Why would someone ride a bike across France for thousands of kilometers? The answer was simple and still is. In the early 1900’s it was to sell newspapers and now it is to boaster new products through sponsorship and feature attractions around France such as spectacles and cities. To do so the organizers must layout scenic and iconic routes. How do they create a route that is challenging, memorable, and even logistically possible? First you need to know a little bit of the history of the Tour de France Route and how it grew into the world’s largest sporting event.
Tour de France Route History
The Tour de France began in 1903 and was a publicity stunt to sell more French newspapers. In the beginning, the Tour de France route was six stages with a field size of about sixty contestants. Talent ranged from riders solely up for the challenge to racers that were sponsored by different bicycle manufactures. The field was comprised of primarily French competitors but several Belgians, Germans, Swiss, and Italians took part. The race began in a suburb of Montgeron, at the Café au Reveil Martin. Who would have guessed the first Tour de France cyclist started from a café? Every year with the exception of 1915-1918 and 1940-1946 due to World War I and World War II the Tour de France has been held. (Follow this link for More Tour de France Facts)
Route Selections and How the Organizers Decide
A lot goes into planning the Tour de France route every year. Cities are selected years in advance through much consideration and planning. Jean-Louis Pagês is the man responsible for which cities get to host the top cyclist in July. If a town is interested in hosting the Tour de France they first submit a letter to the Amaury Sports Organization (ASO) requesting to be an arrival or departure town. Pagês then visits the town to see if the town can handle such a large caliber event. If the city is selected to host the start of a stage they must pay a sizeable fee of no less than $50,000 (often times considerably more). To host a finish, the rate is doubled. Allegedly London paid well over $2 million dollars just in fees to the ASO to host the grand depart in 2007. Over 200 applicants are considered to host the 21-stage race. The Tour de France route has always featured several iconic mountain stages such as Alpe d’Huez, Mont Ventoux, Col du Galibier, and the Col du Tourmalet. Since 1975 the Tour de France has finished on the Champs-Elysées in Paris. The depart cities always change and rotate through France, but it is safe to expect these race finishes to always have a place in the Tour de France.
2016 Tour De France Route
The 2016 Tour de France Route will cover an astounding 3,519 kilometers and visit three different countries before finishing on the Champs-Elysees in Paris. Sixteen new cities will be visited for arrivals and departures throughout the race. In 2016 the Grand Depart was from Mont-Saint Michel and finished on Utah Beach, one of the new stage cities in honor of D-Day. On this day we saw Mark Cavendish outsprint Marcel Kittel to claim the yellow jersey. This year the race has selected 9 flat stages, 1 hilly stage, 9 mountain stages and 2 individual time trial stages. Out of the 9 mountain stages, 4 are mountaintop finishes which add another level of complexity to route selections and logistics. The route is run in a counterclockwise direction this year traveling down to the southern boarder of France and into the Pyrenees before heading northwest into the Alps and before returning to Paris.

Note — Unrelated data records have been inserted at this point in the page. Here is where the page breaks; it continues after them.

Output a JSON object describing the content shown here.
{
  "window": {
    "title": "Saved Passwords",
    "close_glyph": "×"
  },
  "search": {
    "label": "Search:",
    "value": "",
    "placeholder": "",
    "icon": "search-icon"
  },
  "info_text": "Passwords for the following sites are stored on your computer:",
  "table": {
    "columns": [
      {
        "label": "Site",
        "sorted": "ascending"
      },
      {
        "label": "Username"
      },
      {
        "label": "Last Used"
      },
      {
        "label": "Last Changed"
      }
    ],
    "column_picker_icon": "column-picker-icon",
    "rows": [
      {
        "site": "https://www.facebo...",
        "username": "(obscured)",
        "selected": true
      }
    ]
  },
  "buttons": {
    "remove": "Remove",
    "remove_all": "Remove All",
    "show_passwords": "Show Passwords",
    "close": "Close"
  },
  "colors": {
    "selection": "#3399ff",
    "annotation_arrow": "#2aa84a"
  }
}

The Future Tour De France Route
No doubt, Pagês is already planning more extravagant and beautiful stages for the future. The 2017 Grand Depart has already been announced and will start in Dusseldorf, Germany. This will be the fourth time Germany has hosted the Grand Depart, thirty years after West Berlin in 1987. The entire route for 2017 is likely already approved and finalized by the ASO, although the public will not be notified until the fall. While we are only thinking about the 2016 Tour de France, Pages is already planning extravagant and breathtaking stages several years from now.